How ‘Invasion’ Showrunner Created Fact-Based Sci-Fi – The Hollywood Reporter
“I’m someone who went to college and didn’t take a single science or math class when I was there,” says Simon Kinberg. “Unlike someone like a James Cameron, for whom it is his calling, science is not something that comes naturally to me.” In other words, he assumes: “I need Astrophysics for Dummies.”
A lifelong science fiction fan, from Isaac Asimov to aliensthe prolific writer-producer has left his mark on the genre with entries like The Martian and his latest Apple TV+ drama Invasion. The series, co-created with David Weil, tells the story of an alien invasion through the eyes of five ordinary people. When creating his science fiction, Kinberg wants it to be as grounded as possible. So he called in experts from NASA’s Jet Propulsion Laboratory, as well as the SETI Institute, a research organization dedicated to the study of life beyond Earth. (As a testament to this commitment to realism, The Martian some audiences believed it was based on a true story so much that the filmmakers had to issue a statement to the effect of “No, we haven’t sent humans to Mars yet”, Kinberg recalls.)
While preparing for Invasion, a journey that began five years ago, Kinberg gathered expert opinions and references on what the government does or does not know about extraterrestrial life, realistic military strategies in the event of an invasion and, yes , even astrophysics. “I think part of science fiction, especially in relation to extraterrestrials, that sometimes people don’t quite understand in storytelling, is what’s in place right now in our armies and our governments in case of alien visit,” says the showrunner. A note of personal interest for Kinberg that has come to light through his research is understanding that extraterrestrials would have to change Earth’s atmosphere to survive on our planet.
In the years following his research for Invasion began, the general public was made aware of the U.S. government’s understanding of Unidentified Aerial Phenomena, or UAPs. In the summer of 2021, the government released reports after reviewing nearly 150 NAPs, concluding that several had no known explanation.
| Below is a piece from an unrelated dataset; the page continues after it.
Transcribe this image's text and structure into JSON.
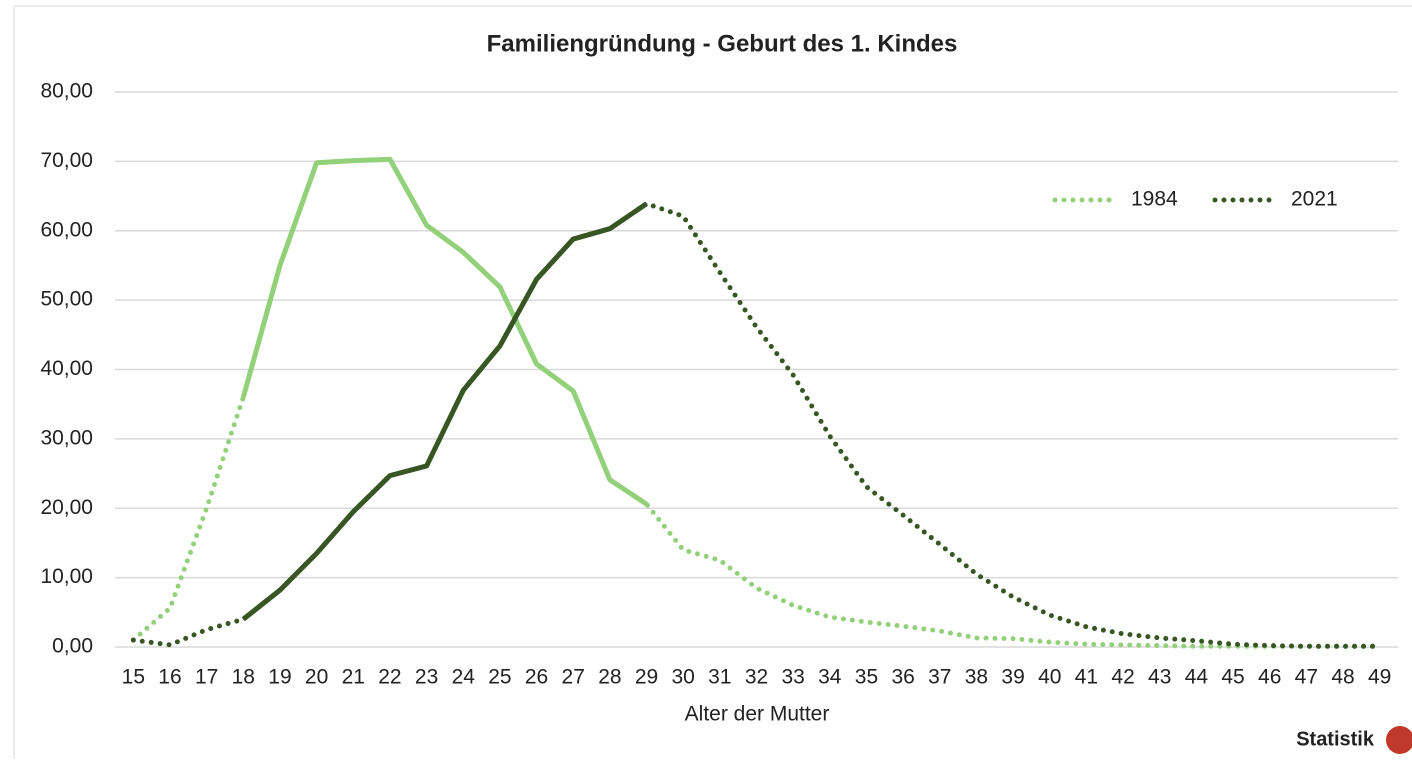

This month, it was revealed NASA would be conducting a study to scientifically examine the unexplained sightings.
“For me, it suddenly felt like we were doing a show that people could watch and feel like it could happen anytime,” Kinberg says of these recent revelations, “as opposed to ‘this is a form of pure escapism.'”
Despite being grounded in the world of speculative extraterrestrial visitation, the showrunner is still surprised by the occasional report of extraterrestrial life: “You assume that when you’re working in science fiction, the fiction is going to be weird,” says Kinberg . “And then suddenly some facts start coming out that are as weird as your fiction.”